If I get a few good suggestions I'll make this into a poll.

Also while we're at it, if anyone actually knows anything about football, any advice on what picks I should try for?


----------



## The Luigi Player (Aug 8, 2022)

(The) Ball Diddlers


----------



## Sparkletor 2.0 (Aug 8, 2022)

The Baseball Batters


----------



## Dr. Henry Armitage (Aug 8, 2022)

The Atlanta Moon Crickets

Edit: The Detroit Porch Monkeys.

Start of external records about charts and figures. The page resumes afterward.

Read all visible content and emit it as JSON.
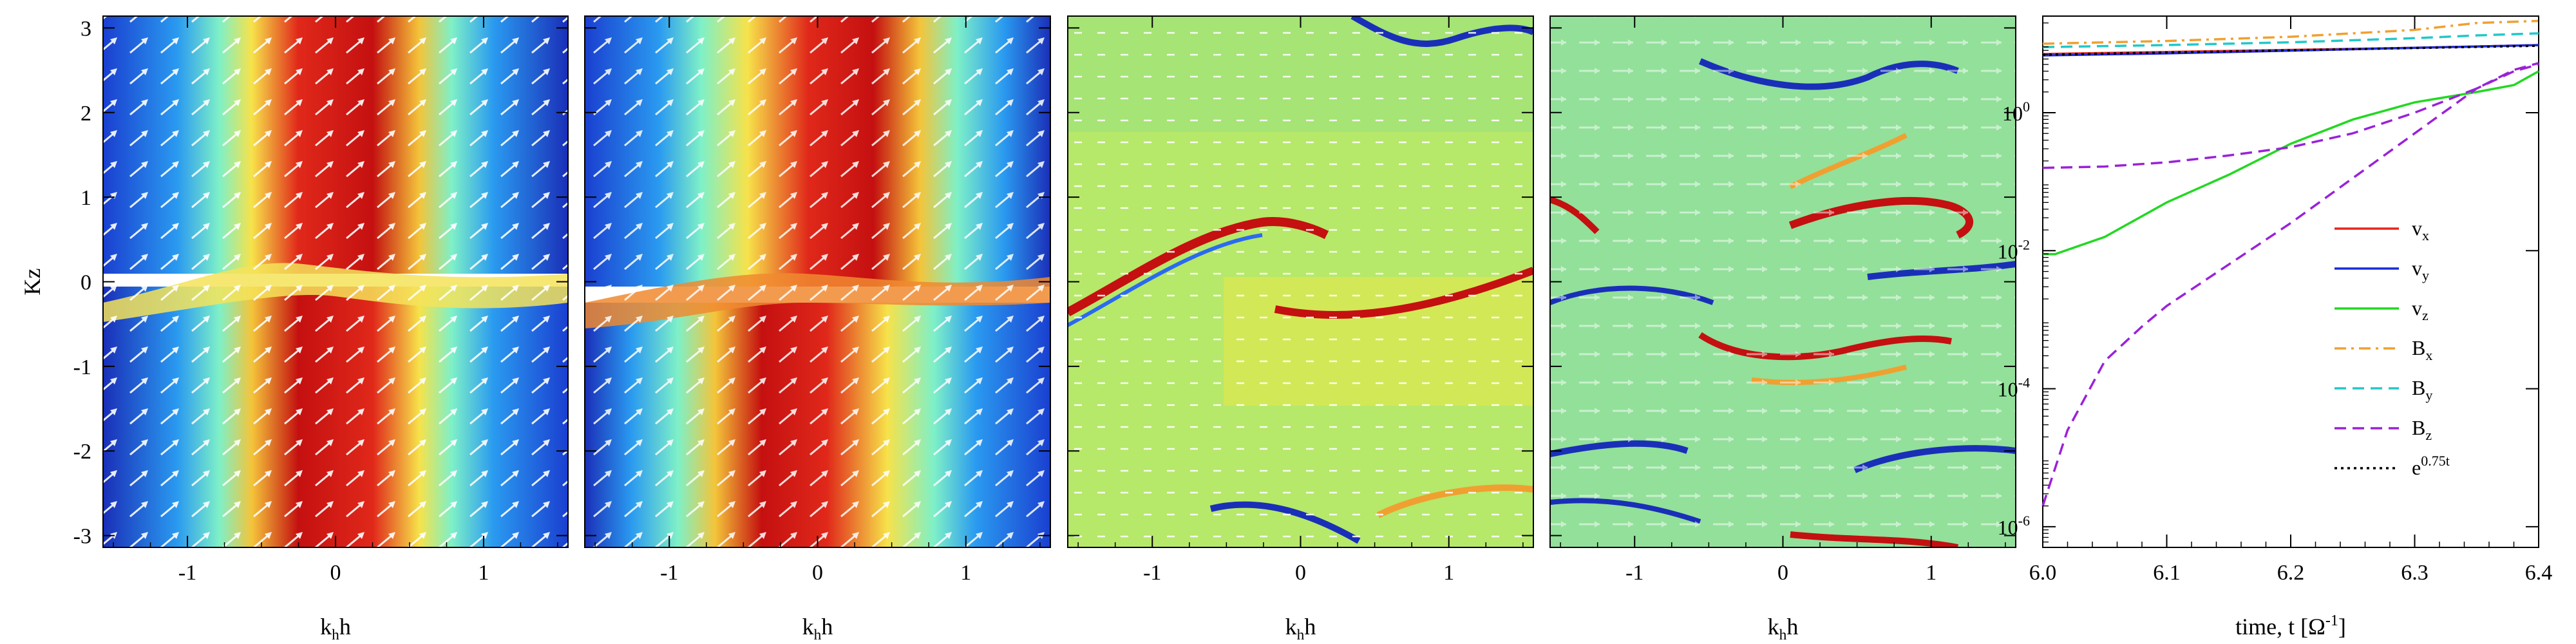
{
  "chart_data": [
    {
      "type": "heatmap",
      "panel": 1,
      "xlabel": "k",
      "xlabel_sub": "h",
      "xlabel_suffix": "h",
      "ylabel": "Kz",
      "xlim": [
        -1.57,
        1.57
      ],
      "ylim": [
        -3.14,
        3.14
      ],
      "xticks": [
        "-1",
        "0",
        "1"
      ],
      "yticks": [
        "-3",
        "-2",
        "-1",
        "0",
        "1",
        "2",
        "3"
      ],
      "overlay": "velocity vectors"
    },
    {
      "type": "heatmap",
      "panel": 2,
      "xlabel": "k",
      "xlabel_sub": "h",
      "xlabel_suffix": "h",
      "xlim": [
        -1.57,
        1.57
      ],
      "ylim": [
        -3.14,
        3.14
      ],
      "xticks": [
        "-1",
        "0",
        "1"
      ],
      "overlay": "velocity vectors"
    },
    {
      "type": "heatmap",
      "panel": 3,
      "xlabel": "k",
      "xlabel_sub": "h",
      "xlabel_suffix": "h",
      "xlim": [
        -1.57,
        1.57
      ],
      "ylim": [
        -3.14,
        3.14
      ],
      "xticks": [
        "-1",
        "0",
        "1"
      ],
      "overlay": "velocity vectors"
    },
    {
      "type": "heatmap",
      "panel": 4,
      "xlabel": "k",
      "xlabel_sub": "h",
      "xlabel_suffix": "h",
      "xlim": [
        -1.57,
        1.57
      ],
      "ylim": [
        -3.14,
        3.14
      ],
      "xticks": [
        "-1",
        "0",
        "1"
      ],
      "overlay": "velocity vectors"
    },
    {
      "type": "line",
      "panel": 5,
      "xlabel": "time, t  [Ω",
      "xlabel_sup": "-1",
      "xlabel_end": "]",
      "xlim": [
        6.0,
        6.4
      ],
      "ylim_log10": [
        -6.3,
        1.4
      ],
      "yscale": "log",
      "xticks": [
        "6.0",
        "6.1",
        "6.2",
        "6.3",
        "6.4"
      ],
      "yticks": [
        {
          "base": "10",
          "exp": "0",
          "log": 0
        },
        {
          "base": "10",
          "exp": "-2",
          "log": -2
        },
        {
          "base": "10",
          "exp": "-4",
          "log": -4
        },
        {
          "base": "10",
          "exp": "-6",
          "log": -6
        }
      ],
      "legend_position": "right",
      "series": [
        {
          "name": "v",
          "sub": "x",
          "color": "#e8251c",
          "dash": "solid",
          "x": [
            6.0,
            6.1,
            6.2,
            6.3,
            6.4
          ],
          "logy": [
            0.85,
            0.88,
            0.91,
            0.94,
            0.98
          ]
        },
        {
          "name": "v",
          "sub": "y",
          "color": "#1c2bd8",
          "dash": "solid",
          "x": [
            6.0,
            6.1,
            6.2,
            6.3,
            6.4
          ],
          "logy": [
            0.83,
            0.86,
            0.9,
            0.94,
            0.98
          ]
        },
        {
          "name": "v",
          "sub": "z",
          "color": "#22d822",
          "dash": "solid",
          "x": [
            6.0,
            6.01,
            6.05,
            6.1,
            6.15,
            6.2,
            6.25,
            6.3,
            6.35,
            6.38,
            6.4
          ],
          "logy": [
            -2.05,
            -2.05,
            -1.8,
            -1.3,
            -0.9,
            -0.45,
            -0.1,
            0.15,
            0.3,
            0.4,
            0.6
          ]
        },
        {
          "name": "B",
          "sub": "x",
          "color": "#f0a030",
          "dash": "dashdot",
          "x": [
            6.0,
            6.1,
            6.2,
            6.3,
            6.35,
            6.4
          ],
          "logy": [
            1.0,
            1.04,
            1.1,
            1.2,
            1.3,
            1.33
          ]
        },
        {
          "name": "B",
          "sub": "y",
          "color": "#22c8c8",
          "dash": "dashed",
          "x": [
            6.0,
            6.1,
            6.2,
            6.3,
            6.35,
            6.4
          ],
          "logy": [
            0.95,
            0.98,
            1.02,
            1.08,
            1.12,
            1.15
          ]
        },
        {
          "name": "B",
          "sub": "z",
          "color": "#9a22d8",
          "dash": "dashed",
          "x": [
            6.0,
            6.02,
            6.05,
            6.08,
            6.1,
            6.15,
            6.2,
            6.25,
            6.3,
            6.35,
            6.38,
            6.4
          ],
          "logy": [
            -5.7,
            -4.6,
            -3.6,
            -3.1,
            -2.8,
            -2.2,
            -1.6,
            -0.95,
            -0.3,
            0.35,
            0.6,
            0.7
          ]
        },
        {
          "name": "B",
          "sub": "z",
          "color": "#9a22d8",
          "dash": "dashed",
          "x": [
            6.0,
            6.05,
            6.1,
            6.15,
            6.2,
            6.25,
            6.3,
            6.35,
            6.38,
            6.4
          ],
          "logy": [
            -0.8,
            -0.78,
            -0.72,
            -0.62,
            -0.5,
            -0.3,
            0.0,
            0.35,
            0.62,
            0.72
          ],
          "legend": false
        },
        {
          "name": "e",
          "sup": "0.75t",
          "color": "#000000",
          "dash": "dotted",
          "x": [
            6.0,
            6.4
          ],
          "logy": [
            0.84,
            0.97
          ]
        }
      ]
    }
  ]
}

Team slogan "It's cool we're taking it back"


----------



## Smug Chuckler (Aug 8, 2022)

the shitsburg stealers


----------



## Punished Brent (Aug 8, 2022)

Spiderman


----------



## Pitbull Victim (Aug 8, 2022)

The Protocols of the Al Davis of Zion - here's your logo


----------



## Fascist Frederick (Aug 8, 2022)

Digger Nicks


----------



## Boyd McVoid (Aug 8, 2022)

Space Fags


----------



## EnemyStand (Aug 8, 2022)

Space Dandy's Fantasy Football Team.

Gotta make sure you're inoffensive.


----------



## From The Uncanny Valley (Aug 8, 2022)

Boston Buck Breakers


----------



## XYZpdq (Aug 8, 2022)

Anal Cunt


Spoiler: logo


----------



## Fetish Roulette (Aug 8, 2022)

From The Uncanny Valley said:


> Boston Buck Breakers


If you win the championship and use this name, the team that loses to you has to rename themselves the Boston Broken Bucks.


----------



## Oughtism (Aug 9, 2022)

New Zealand Fruit Agriculturalists


----------



## Table Country (Aug 9, 2022)

The Folsom Futt-Buckers.


----------



## Smug Chuckler (Aug 9, 2022)

Dallas Convicts
Tampa Bay Buckbreakers


----------



## Rungle (Aug 9, 2022)

soccer team


----------